Rosh Chodesh Nisan of the year 2448 (1312 B.C.E.) was when we, as a nation, began for the first time in our history began to take responsibility for and control over our own destiny: it was during this charged period, in those tense, exciting, and expectant days between the ninth Plague (Darkness) and the tenth (the Slaying of the First-Born), with the Children of Israel teetering on the very threshold of redemption and freedom, that “Hashem said to Moshe and Aharon in the land of Egypt, saying: הַחֹדֶשׁ, This month is to be the beginning of months to you; it is to be for you the first of the months of the year” (Exodus 12:1-2).

This is the first mitzvah which G-d gave us collectively, as a nation: the commandment to take charge of our own destiny and our own time by calibrating our own calendar.

 

As the S’forno (Rabbi Ovadyah S’forno, Italy, c.1470-1550) expressed it, “From now onwards the months will be yours, to do during them whatever you desire; but in the days of slavery, your days were not yours – rather, they were subjugated to other people and their desires. Therefore, ‘it is to be for you the first of the months of the year’, because in this month your freedom of choice begins to be actualized” (commentary to Exodus 12:2).

And as the Abarbanel (Don Yitzchak Abarbanel, Spain, Italy, and Corfu, 1437-1508) and others have pointed out, the Hebrew name אָבִיב, Aviv, meaning “spring” (as in “the month of spring), denotes אַב י"ב, “the father of 12”, meaning the father of all twelve months of the year. Not just the beginning, but the progenitor of our entire calendar. With the month of Aviv, the Jewish calendar, Jewish independence, indeed the Jewish mission in this world, comes into existence.

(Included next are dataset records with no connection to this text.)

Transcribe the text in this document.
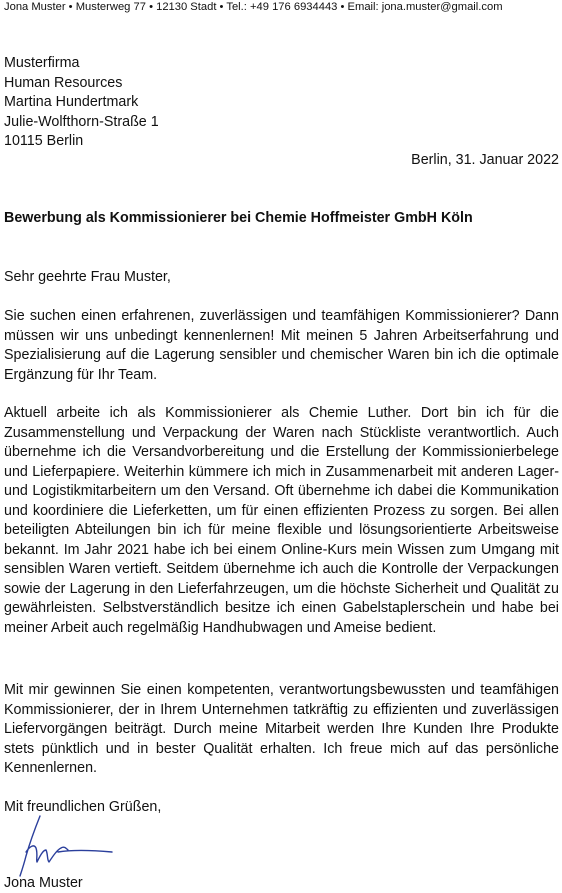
Jona Muster • Musterweg 77 • 12130 Stadt • Tel.: +49 176 6934443 • Email: jona.muster@gmail.com
Musterfirma
Human Resources
Martina Hundertmark
Julie-Wolfthorn-Straße 1
10115 Berlin
Berlin, 31. Januar 2022
Bewerbung als Kommissionierer bei Chemie Hoffmeister GmbH Köln
Sehr geehrte Frau Muster,
Sie suchen einen erfahrenen, zuverlässigen und teamfähigen Kommissionierer? Dann müssen wir uns unbedingt kennenlernen! Mit meinen 5 Jahren Arbeitserfahrung und Spezialisierung auf die Lagerung sensibler und chemischer Waren bin ich die optimale Ergänzung für Ihr Team.
Aktuell arbeite ich als Kommissionierer als Chemie Luther. Dort bin ich für die Zusammenstellung und Verpackung der Waren nach Stückliste verantwortlich. Auch übernehme ich die Versandvorbereitung und die Erstellung der Kommissionierbelege und Lieferpapiere. Weiterhin kümmere ich mich in Zusammenarbeit mit anderen Lager- und Logistikmitarbeitern um den Versand. Oft übernehme ich dabei die Kommunikation und koordiniere die Lieferketten, um für einen effizienten Prozess zu sorgen. Bei allen beteiligten Abteilungen bin ich für meine flexible und lösungsorientierte Arbeitsweise bekannt. Im Jahr 2021 habe ich bei einem Online-Kurs mein Wissen zum Umgang mit sensiblen Waren vertieft. Seitdem übernehme ich auch die Kontrolle der Verpackungen sowie der Lagerung in den Lieferfahrzeugen, um die höchste Sicherheit und Qualität zu gewährleisten. Selbstverständlich besitze ich einen Gabelstaplerschein und habe bei meiner Arbeit auch regelmäßig Handhubwagen und Ameise bedient.
Mit mir gewinnen Sie einen kompetenten, verantwortungsbewussten und teamfähigen Kommissionierer, der in Ihrem Unternehmen tatkräftig zu effizienten und zuverlässigen Liefervorgängen beiträgt. Durch meine Mitarbeit werden Ihre Kunden Ihre Produkte stets pünktlich und in bester Qualität erhalten. Ich freue mich auf das persönliche Kennenlernen.
Mit freundlichen Grüßen,
Jona Muster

This dreaded sickness is forcing people apart, making the opening word of this parashah, וַיַּקְהֵל, “he assembled”, a sad impossibility. Fewer Jews than ever before in living memory will be able to attend a Synagogue this Shabbat, and will be coerced to pray alone.

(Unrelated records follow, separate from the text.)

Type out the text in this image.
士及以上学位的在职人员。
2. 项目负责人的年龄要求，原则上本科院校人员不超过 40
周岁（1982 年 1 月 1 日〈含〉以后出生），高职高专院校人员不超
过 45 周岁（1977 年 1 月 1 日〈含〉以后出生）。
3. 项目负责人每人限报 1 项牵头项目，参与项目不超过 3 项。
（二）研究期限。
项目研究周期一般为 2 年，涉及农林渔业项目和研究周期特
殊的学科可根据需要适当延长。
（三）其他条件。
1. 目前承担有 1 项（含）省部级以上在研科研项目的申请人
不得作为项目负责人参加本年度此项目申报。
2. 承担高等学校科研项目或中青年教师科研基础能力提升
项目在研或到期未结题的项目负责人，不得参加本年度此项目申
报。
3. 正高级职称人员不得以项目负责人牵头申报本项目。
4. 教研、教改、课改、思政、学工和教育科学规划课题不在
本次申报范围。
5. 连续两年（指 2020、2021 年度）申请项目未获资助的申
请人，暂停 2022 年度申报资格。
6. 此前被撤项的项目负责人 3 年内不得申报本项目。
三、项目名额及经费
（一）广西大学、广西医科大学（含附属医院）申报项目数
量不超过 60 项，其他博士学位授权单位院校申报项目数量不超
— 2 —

Yet paradoxically, this same dreaded sickness which is forcing people apart has also united humanity in a way that few if any phenomena have ever done in history.

This is the one topic which unites everyone in the world, regardless of age or creed, country or nationality or language, poverty or wealth, or any of the other categories which usually define us and separate us from each other.

We stand on the threshold of potential global tragedy and disaster – and on the threshold of potential great salvation.

We are about to begin a new month, the month of Nissan, the month of redemption:

“In Nissan they were redeemed, in Nissan they are destined in the future to be redeemed” (Rosh Hashanah 11a, Mechilta de-Rabbi Shimon bar Yochai 12, Tanchuma, Bo 9, et al.)

This is the time for us, for Jews the world over, to recognise and to actualise our mission in the world: לְתַקֵן עוֹלָם בְּמַלְכוּת שַׁדַּי, to repair the world in G-d’s sovereignty; to take responsibility not only for ourselves, for our own family, community, village, or people, but for the entire humanity which G-d created in His own image.

And to recognise, decades overdue: that the only way that we can ever possiblyמְתַקֵן עוֹלָם בְּמַלְכוּת שַׁדַּי, repair the world in G-d’s sovereignty is for the Nation of Israel to return home to the Land of Israel, here to rebuild the nation of Torah, sovereign in its homeland.